Entre l’iconique colline de Corton et les célèbres appellations de Pommard et Volnay, les amateurs de grands vins bourguignons passent souvent un peu vite sur le finage de Beaune, peut-être plus connu pour ses Hospices, ses grandes maisons de négoce et ses caveaux que pour ses vignes. Pourtant, l’appellation Beaune recèle en son sein pas moins de 42 premiers crus, dont quelques trésors comme le célèbre Clos des Mouches.
Consciente de l’immense qualité de certains terroirs beaunois, la famille Rapet possède depuis longtemps plusieurs premiers crus de Beaune, le plus souvent plantés en pinot noir. Nouveau venu dans la production familiale, ce Clos des Champs Pimont blanc nous impressionne chaque année par sa stature, sa précision et sa profondeur.
Situé derrière les faubourgs de Beaune, sur le flanc droit de la montagne Saint-Désiré, le climat des Champs Pimont occupe une belle orientation au levant. Il forme un petit cirque en contrebas d’une ancienne carrière.
C’est dans la partie haute du premier cru, au sol crayeux formé par les éboulis calcaires issus de cette carrière, que le chardonnay trouve son terrain de prédilection (le bas de coteau, plus limoneux, étant souvent planté en pinot noir). En outre, le sous-sol est riche en oxydes de fer qui vont contribuer à donner au vin son intensité minérale. De maturité plutôt précoce, cette parcelle de vieilles vignes figure généralement, comme en 2018, parmi les premières vendangées par Vincent et son équipe.
On aime ici le mariage très réussi entre sensualité du fruit et une dimension fumée délicate, évoquant la pierre à fusil et les éclats de noisette grillés. Les fruits blancs savoureux, entre poires Comice et Conférence, pomme Boskoop et pêche blanche, se parent d’une touche miellée qui renforce le caractère gourmand de ce Champ Pimont. Quelques épices raffinées planent au-dessus du verre, on pense à la cardamome et au poivre blanc, tandis que des notes d’agrumes (citron, pamplemousse) apportent ce tonus indispensable.

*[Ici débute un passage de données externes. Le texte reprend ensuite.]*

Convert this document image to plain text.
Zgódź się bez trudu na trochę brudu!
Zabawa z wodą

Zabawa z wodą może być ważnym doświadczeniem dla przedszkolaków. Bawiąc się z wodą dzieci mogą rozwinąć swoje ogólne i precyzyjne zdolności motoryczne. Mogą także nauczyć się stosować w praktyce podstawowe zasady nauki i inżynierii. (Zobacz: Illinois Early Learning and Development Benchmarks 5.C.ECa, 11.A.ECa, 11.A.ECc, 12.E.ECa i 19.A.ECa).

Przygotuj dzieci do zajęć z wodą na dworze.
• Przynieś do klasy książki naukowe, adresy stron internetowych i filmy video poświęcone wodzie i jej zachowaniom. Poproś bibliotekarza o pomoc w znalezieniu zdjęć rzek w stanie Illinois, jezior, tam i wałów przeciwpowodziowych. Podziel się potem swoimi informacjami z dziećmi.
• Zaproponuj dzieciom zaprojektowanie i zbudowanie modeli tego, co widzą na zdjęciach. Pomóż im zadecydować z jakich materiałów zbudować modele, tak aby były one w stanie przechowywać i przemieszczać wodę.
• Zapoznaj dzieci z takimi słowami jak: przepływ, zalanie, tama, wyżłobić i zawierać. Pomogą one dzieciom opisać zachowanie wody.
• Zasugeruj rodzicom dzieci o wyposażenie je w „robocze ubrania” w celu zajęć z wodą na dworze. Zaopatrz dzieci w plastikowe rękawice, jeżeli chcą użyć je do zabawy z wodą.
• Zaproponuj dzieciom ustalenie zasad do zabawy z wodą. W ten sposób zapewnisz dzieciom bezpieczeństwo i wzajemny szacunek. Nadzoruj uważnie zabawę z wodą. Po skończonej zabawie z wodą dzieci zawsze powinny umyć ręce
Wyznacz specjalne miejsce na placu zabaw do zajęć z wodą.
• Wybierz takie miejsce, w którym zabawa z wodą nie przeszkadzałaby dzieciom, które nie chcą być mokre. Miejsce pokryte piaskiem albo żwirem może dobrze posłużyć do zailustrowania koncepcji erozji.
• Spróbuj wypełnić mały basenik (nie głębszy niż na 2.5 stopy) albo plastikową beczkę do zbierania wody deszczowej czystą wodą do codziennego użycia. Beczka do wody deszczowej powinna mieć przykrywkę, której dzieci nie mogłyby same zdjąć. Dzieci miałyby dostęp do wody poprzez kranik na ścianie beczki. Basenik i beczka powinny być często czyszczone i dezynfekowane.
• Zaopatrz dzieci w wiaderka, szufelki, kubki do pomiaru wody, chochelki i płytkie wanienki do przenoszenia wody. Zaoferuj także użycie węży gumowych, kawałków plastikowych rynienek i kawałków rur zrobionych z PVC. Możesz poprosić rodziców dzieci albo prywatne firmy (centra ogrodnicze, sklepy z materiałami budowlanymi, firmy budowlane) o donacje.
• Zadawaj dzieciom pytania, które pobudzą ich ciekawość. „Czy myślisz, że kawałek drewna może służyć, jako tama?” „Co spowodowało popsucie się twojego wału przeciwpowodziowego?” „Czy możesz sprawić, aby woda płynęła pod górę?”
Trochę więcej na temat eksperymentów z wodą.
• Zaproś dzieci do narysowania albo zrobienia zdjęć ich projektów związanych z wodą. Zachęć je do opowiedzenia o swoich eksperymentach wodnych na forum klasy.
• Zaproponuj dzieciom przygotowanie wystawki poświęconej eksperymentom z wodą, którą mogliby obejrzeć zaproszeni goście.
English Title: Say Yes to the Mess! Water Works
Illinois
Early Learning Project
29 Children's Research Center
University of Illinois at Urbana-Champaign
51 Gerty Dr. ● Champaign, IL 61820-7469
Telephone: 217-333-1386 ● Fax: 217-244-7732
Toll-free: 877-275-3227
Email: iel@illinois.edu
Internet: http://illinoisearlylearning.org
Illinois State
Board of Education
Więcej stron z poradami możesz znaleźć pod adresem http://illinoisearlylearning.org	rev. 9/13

Là encore, Vincent nous montre sa maîtrise exceptionnelle, aussi bien dans la juste maturité du fruit que dans sa capacité à révéler, à travers un élevage subtil et discret, toutes les nuances du terroir. On retrouve en bouche ce fruité juteux et savoureux, autour de la poire, mais aussi cette structure à la fois dense et serrée, parfaitement fuselée par la minéralité des sols.
Un sol qui ne manque pas de donner du « peps » à la finale, dense et serrée, dans un registre épicé et tonique. Le potentiel de garde est évident : 8 ans au moins ! Bravo.